I'm not sure what you're asking. I'm guessing you want to ensure that the integral values of char or wchar_t variables/literals are consistent with a certain encoding scheme (probably ASCII since you're only asking about characters in the ASCII range), but what is the 'source input'? The encoding of your lexer's source files? The encoding of the input to your lexer? How do you expect the 'source input' to vary?
Also, for '\n' and '\r', it is to my understanding that the actual values/lengths vary between compilers/target OS's...
(i.e. Windows uses '\r\n', while Unix simply uses '\n' and older versions of MacOS use '\r')
This is a misunderstanding of text mode I/O. When you write the character '\n' to a text mode file the OS can replace the '\n' character with some platform specific representation of a new line. However this does not mean that the actual value of '\n' is any different. The change is made purely within the library for writing files.
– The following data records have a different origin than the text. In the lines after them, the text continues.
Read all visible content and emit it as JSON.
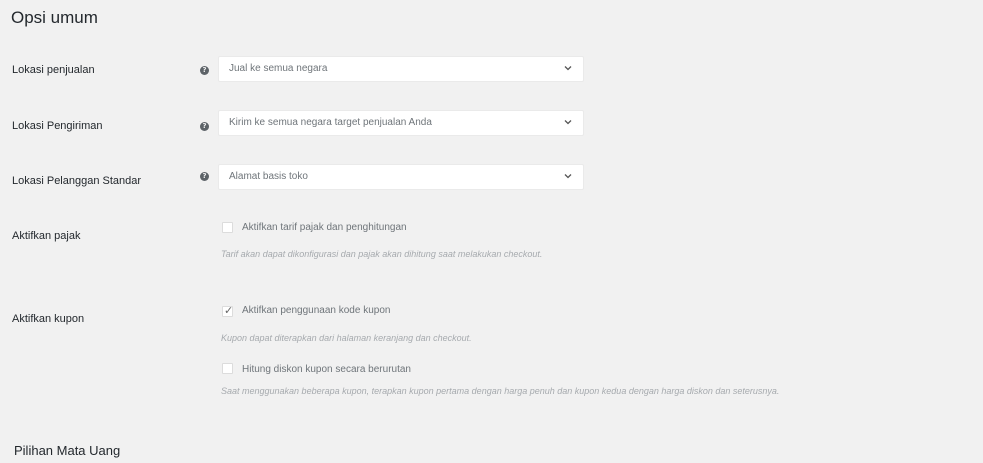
{
  "general": {
    "title": "Opsi umum"
  },
  "selling_location": {
    "label": "Lokasi penjualan",
    "value": "Jual ke semua negara"
  },
  "shipping_location": {
    "label": "Lokasi Pengiriman",
    "value": "Kirim ke semua negara target penjualan Anda"
  },
  "default_customer_location": {
    "label": "Lokasi Pelanggan Standar",
    "value": "Alamat basis toko"
  },
  "taxes": {
    "label": "Aktifkan pajak",
    "checkbox_label": "Aktifkan tarif pajak dan penghitungan",
    "checked": false,
    "description": "Tarif akan dapat dikonfigurasi dan pajak akan dihitung saat melakukan checkout."
  },
  "coupons": {
    "label": "Aktifkan kupon",
    "enable_label": "Aktifkan penggunaan kode kupon",
    "enable_checked": true,
    "enable_description": "Kupon dapat diterapkan dari halaman keranjang dan checkout.",
    "sequential_label": "Hitung diskon kupon secara berurutan",
    "sequential_checked": false,
    "sequential_description": "Saat menggunakan beberapa kupon, terapkan kupon pertama dengan harga penuh dan kupon kedua dengan harga diskon dan seterusnya."
  },
  "currency": {
    "title": "Pilihan Mata Uang"
  },
  "icons": {
    "help": "help-circle-icon",
    "chevron": "chevron-down-icon",
    "check": "checkmark-icon"
  }
}
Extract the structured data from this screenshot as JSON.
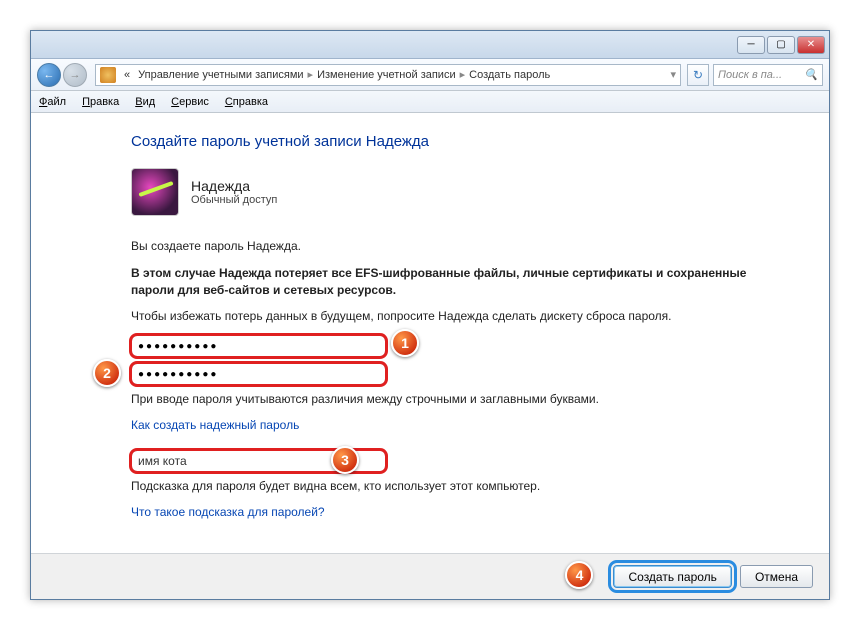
{
  "titlebar": {},
  "nav": {
    "back_label": "←",
    "fwd_label": "→",
    "crumbs": [
      "Управление учетными записями",
      "Изменение учетной записи",
      "Создать пароль"
    ],
    "search_placeholder": "Поиск в па..."
  },
  "menubar": {
    "file": "Файл",
    "edit": "Правка",
    "view": "Вид",
    "tools": "Сервис",
    "help": "Справка"
  },
  "main": {
    "heading": "Создайте пароль учетной записи Надежда",
    "user_name": "Надежда",
    "user_role": "Обычный доступ",
    "intro": "Вы создаете пароль Надежда.",
    "warning": "В этом случае Надежда потеряет все EFS-шифрованные файлы, личные сертификаты и сохраненные пароли для веб-сайтов и сетевых ресурсов.",
    "advice": "Чтобы избежать потерь данных в будущем, попросите Надежда сделать дискету сброса пароля.",
    "pw1_value": "●●●●●●●●●●",
    "pw2_value": "●●●●●●●●●●",
    "case_note": "При вводе пароля учитываются различия между строчными и заглавными буквами.",
    "link_strong": "Как создать надежный пароль",
    "hint_value": "имя кота",
    "hint_note": "Подсказка для пароля будет видна всем, кто использует этот компьютер.",
    "link_hint": "Что такое подсказка для паролей?"
  },
  "footer": {
    "create": "Создать пароль",
    "cancel": "Отмена"
  },
  "markers": {
    "m1": "1",
    "m2": "2",
    "m3": "3",
    "m4": "4"
  }
}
For example you can open a file in text mode, write '\n', then open the file in binary mode and compare the written data to '\n', and the written data can differ from '\n':
#include <fstream>
#include <iostream>
int main() {
char const * filename = "test.txt";
{
std::ofstream fout(filename);
fout << '\n';
}
{
std::ifstream fin(filename, std::ios::binary);
char buf[100] = {};
fin.read(buf, sizeof(buf));
if (sizeof('\n') == fin.gcount() && buf[0] == '\n') {
std::cout << "text mode written '\\n' matches value of '\\n'\n";
} else {
// This will be executed on Windows
std::cout << "text mode written '\\n' does not match value of '\\n'\n";
}
}
}
This also doesn't depend on using the '\n' syntax; you can rewrite the above using 0xA, the ASCII newline character, and the results will be the same on Windows. (I.e., when you write the byte 0xA to a text mode file Windows will actually write the two bytes 0xD 0xA.)
I found that omitting the string literal and simply using the hexadecimal value of the character allows everything to compile just fine.
For example, you would change the following line:
wchar_t c = L'\u0000';
...to:
wchar_t c = 0x0000;
Though, I'm still not sure if this actually holds the same independent values provided by a UCN.